The next step in proving that CHPT1 is a relevant drug target was to show what happens if we switch off this gene. In the laboratory we have molecular tools which allow us to stop the production of the CHPT1-protein in cancer cells, and we found that cancer cells grew much slower when CHPT1 was switched off (Figure 1).

Figur 1: Brystkreftceller i mikroskop.

Figure 1: The two pictures to the left show to different types of breast cancer, seen in a microscope when growing freely in a dish. In the pictures to the right (marked siCHPT1) we see the same cells, but here we have “switched off” CHPT1. There are clearly fewer cells, which indicates that the cells need CHPT1 to grow and divide.

Killing cells in a dish at the lab is fairly easy, so the next step was to see if we could influence tumour growth in a living organism. Our choice of organism was zebrafish (they are quite transparent which enables us to observe the cancer cells directly). By switching off CHPT1 we could see that both tumour growth, as well as the cancer cells’ ability to spread to other tissue and organs, was reduced (Figure 2).

Sebrafisklarve med svulster.

Figure 2: Above we see a zebrafish larva with implanted oestrogen sensitive MCF-7 cancer cells. They have developed a tumour at the injections site (red colour), and daughter tumours (metastases) have formed along the spine (marked with arrows (6). Below we see a zebrafish larva injected with the same type of cancer cells, but with CHPT1 switched off (siCHPT1). Here, there is no big tumour at the injection site, and there are clearly fewer daughter tumours along the spine (marked with arrows (3)).

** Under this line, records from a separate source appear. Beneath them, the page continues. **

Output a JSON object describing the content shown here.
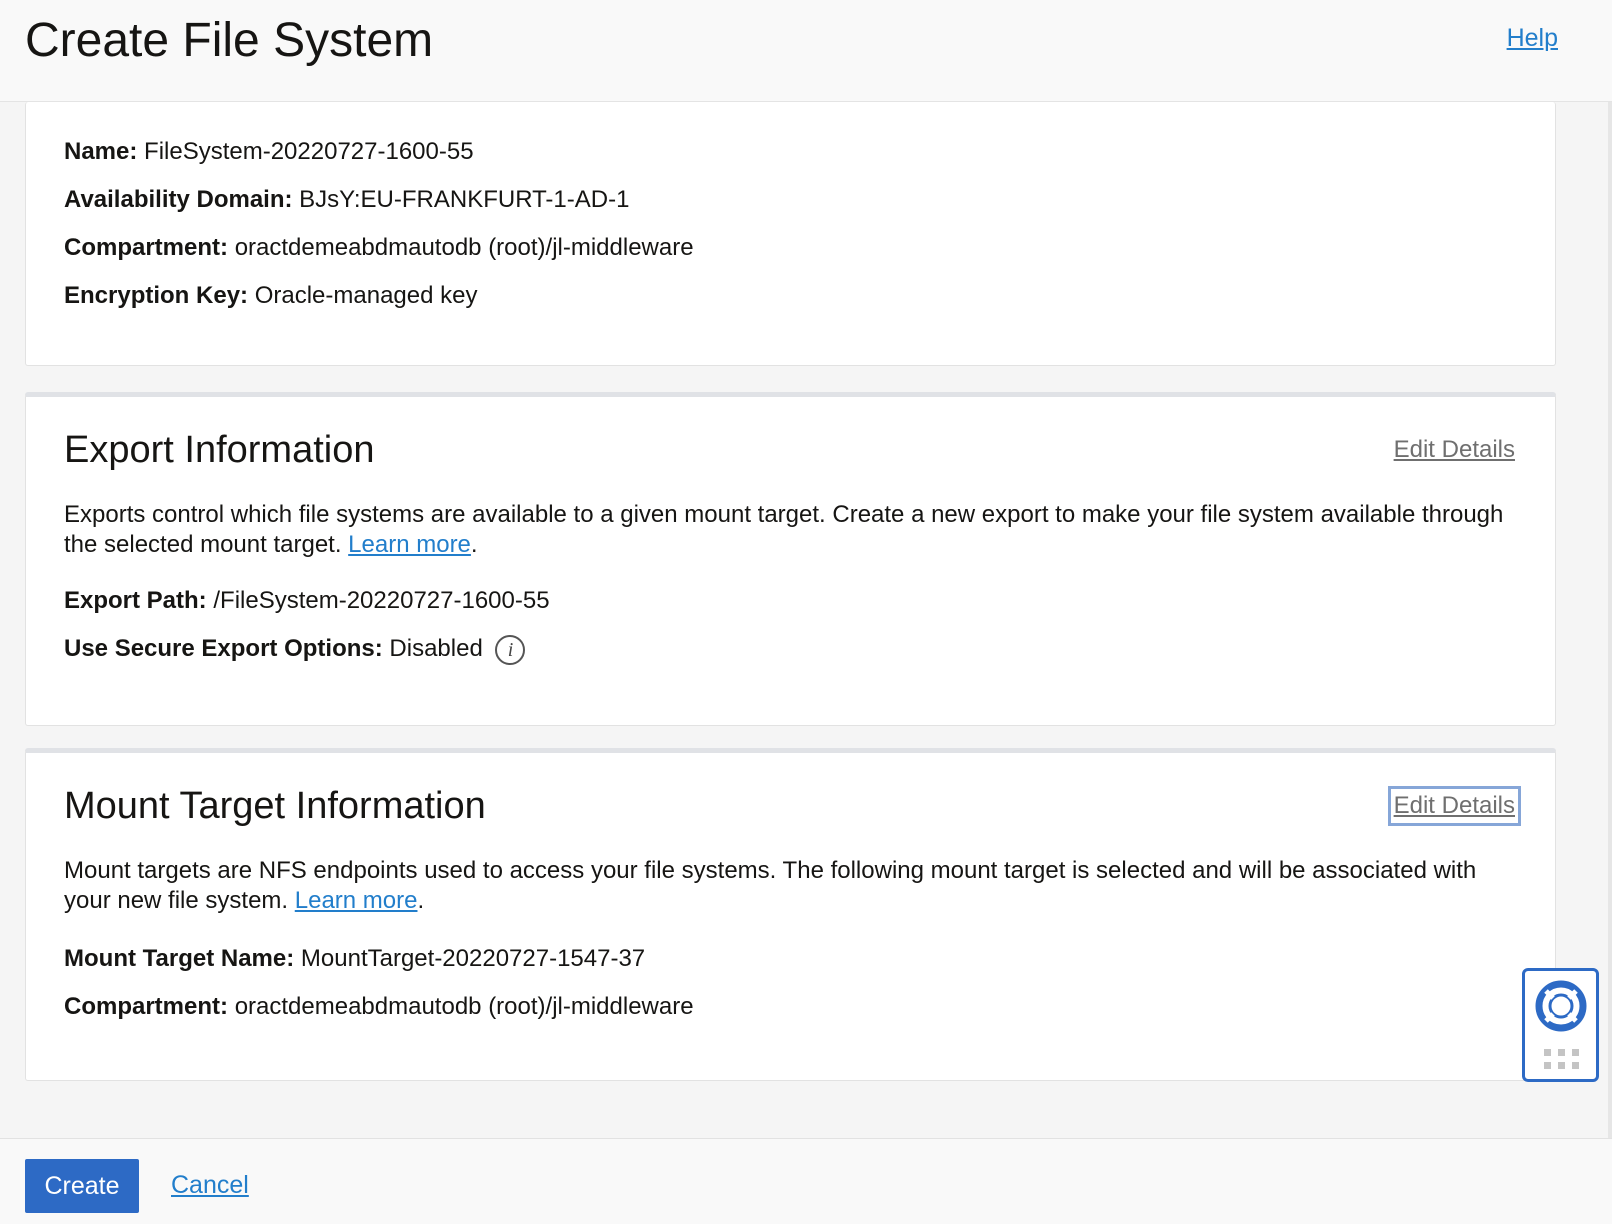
{
  "header": {
    "title": "Create File System",
    "help_label": "Help"
  },
  "summary": {
    "rows": [
      {
        "label": "Name:",
        "value": "FileSystem-20220727-1600-55"
      },
      {
        "label": "Availability Domain:",
        "value": "BJsY:EU-FRANKFURT-1-AD-1"
      },
      {
        "label": "Compartment:",
        "value": "oractdemeabdmautodb (root)/jl-middleware"
      },
      {
        "label": "Encryption Key:",
        "value": "Oracle-managed key"
      }
    ]
  },
  "export": {
    "title": "Export Information",
    "edit_label": "Edit Details",
    "description": "Exports control which file systems are available to a given mount target. Create a new export to make your file system available through the selected mount target.",
    "learn_more": "Learn more",
    "after_link": ".",
    "path_label": "Export Path:",
    "path_value": "/FileSystem-20220727-1600-55",
    "secure_label": "Use Secure Export Options:",
    "secure_value": "Disabled",
    "info_glyph": "i"
  },
  "mount": {
    "title": "Mount Target Information",
    "edit_label": "Edit Details",
    "description": "Mount targets are NFS endpoints used to access your file systems. The following mount target is selected and will be associated with your new file system.",
    "learn_more": "Learn more",
    "after_link": ".",
    "name_label": "Mount Target Name:",
    "name_value": "MountTarget-20220727-1547-37",
    "compartment_label": "Compartment:",
    "compartment_value": "oractdemeabdmautodb (root)/jl-middleware"
  },
  "footer": {
    "create_label": "Create",
    "cancel_label": "Cancel"
  },
  "colors": {
    "primary": "#2d6ac5",
    "link": "#227ecb"
  },
  "icons": {
    "info": "info-icon",
    "help_widget": "lifebuoy-icon",
    "grip": "grip-dots-icon"
  }
}
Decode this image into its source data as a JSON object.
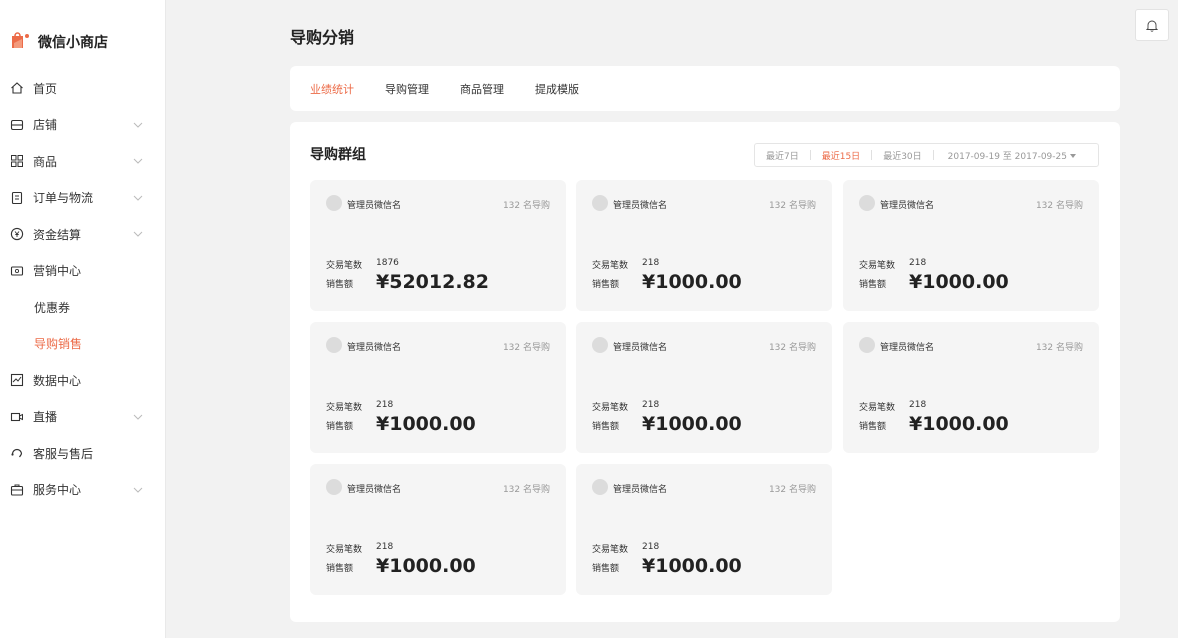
{
  "app": {
    "name": "微信小商店",
    "brand_color": "#ec6b48"
  },
  "sidebar": {
    "items": [
      {
        "label": "首页",
        "icon": "home-icon",
        "has_children": false
      },
      {
        "label": "店铺",
        "icon": "store-icon",
        "has_children": true
      },
      {
        "label": "商品",
        "icon": "grid-icon",
        "has_children": true
      },
      {
        "label": "订单与物流",
        "icon": "order-icon",
        "has_children": true
      },
      {
        "label": "资金结算",
        "icon": "yen-icon",
        "has_children": true
      },
      {
        "label": "营销中心",
        "icon": "ticket-icon",
        "has_children": false
      },
      {
        "label": "优惠券",
        "sub": true
      },
      {
        "label": "导购销售",
        "sub": true,
        "active": true
      },
      {
        "label": "数据中心",
        "icon": "chart-icon",
        "has_children": false
      },
      {
        "label": "直播",
        "icon": "video-icon",
        "has_children": true
      },
      {
        "label": "客服与售后",
        "icon": "headset-icon",
        "has_children": false
      },
      {
        "label": "服务中心",
        "icon": "briefcase-icon",
        "has_children": true
      }
    ]
  },
  "header": {
    "title": "导购分销",
    "bell_icon": "bell-icon"
  },
  "tabs": [
    {
      "label": "业绩统计",
      "active": true
    },
    {
      "label": "导购管理"
    },
    {
      "label": "商品管理"
    },
    {
      "label": "提成模版"
    }
  ],
  "main": {
    "title": "导购群组",
    "range": {
      "options": [
        {
          "label": "最近7日"
        },
        {
          "label": "最近15日",
          "active": true
        },
        {
          "label": "最近30日"
        }
      ],
      "date_range": "2017-09-19 至 2017-09-25"
    },
    "labels": {
      "transactions": "交易笔数",
      "sales": "销售额"
    },
    "groups": [
      {
        "name": "管理员微信名",
        "count": "132 名导购",
        "transactions": "1876",
        "sales": "¥52012.82"
      },
      {
        "name": "管理员微信名",
        "count": "132 名导购",
        "transactions": "218",
        "sales": "¥1000.00"
      },
      {
        "name": "管理员微信名",
        "count": "132 名导购",
        "transactions": "218",
        "sales": "¥1000.00"
      },
      {
        "name": "管理员微信名",
        "count": "132 名导购",
        "transactions": "218",
        "sales": "¥1000.00"
      },
      {
        "name": "管理员微信名",
        "count": "132 名导购",
        "transactions": "218",
        "sales": "¥1000.00"
      },
      {
        "name": "管理员微信名",
        "count": "132 名导购",
        "transactions": "218",
        "sales": "¥1000.00"
      },
      {
        "name": "管理员微信名",
        "count": "132 名导购",
        "transactions": "218",
        "sales": "¥1000.00"
      },
      {
        "name": "管理员微信名",
        "count": "132 名导购",
        "transactions": "218",
        "sales": "¥1000.00"
      }
    ]
  }
}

All in all, we have presented several indicators suggesting that CHPT1 may be an important drug target for the treatment of oestrogen sensitive breast cancer. But there are still many things we haven’t found out yet: Is it possible to design drugs that block CHPT1? What are the side effects? Are they superior to existing drugs?

We have published our findings and hope that someone will take up the gauntlet and continue working on our ideas. And hopefully be able to develop a new drug based on our basic research.

The project has been partly funded by the Norwegian Cancer Society and the Research Council of Norway.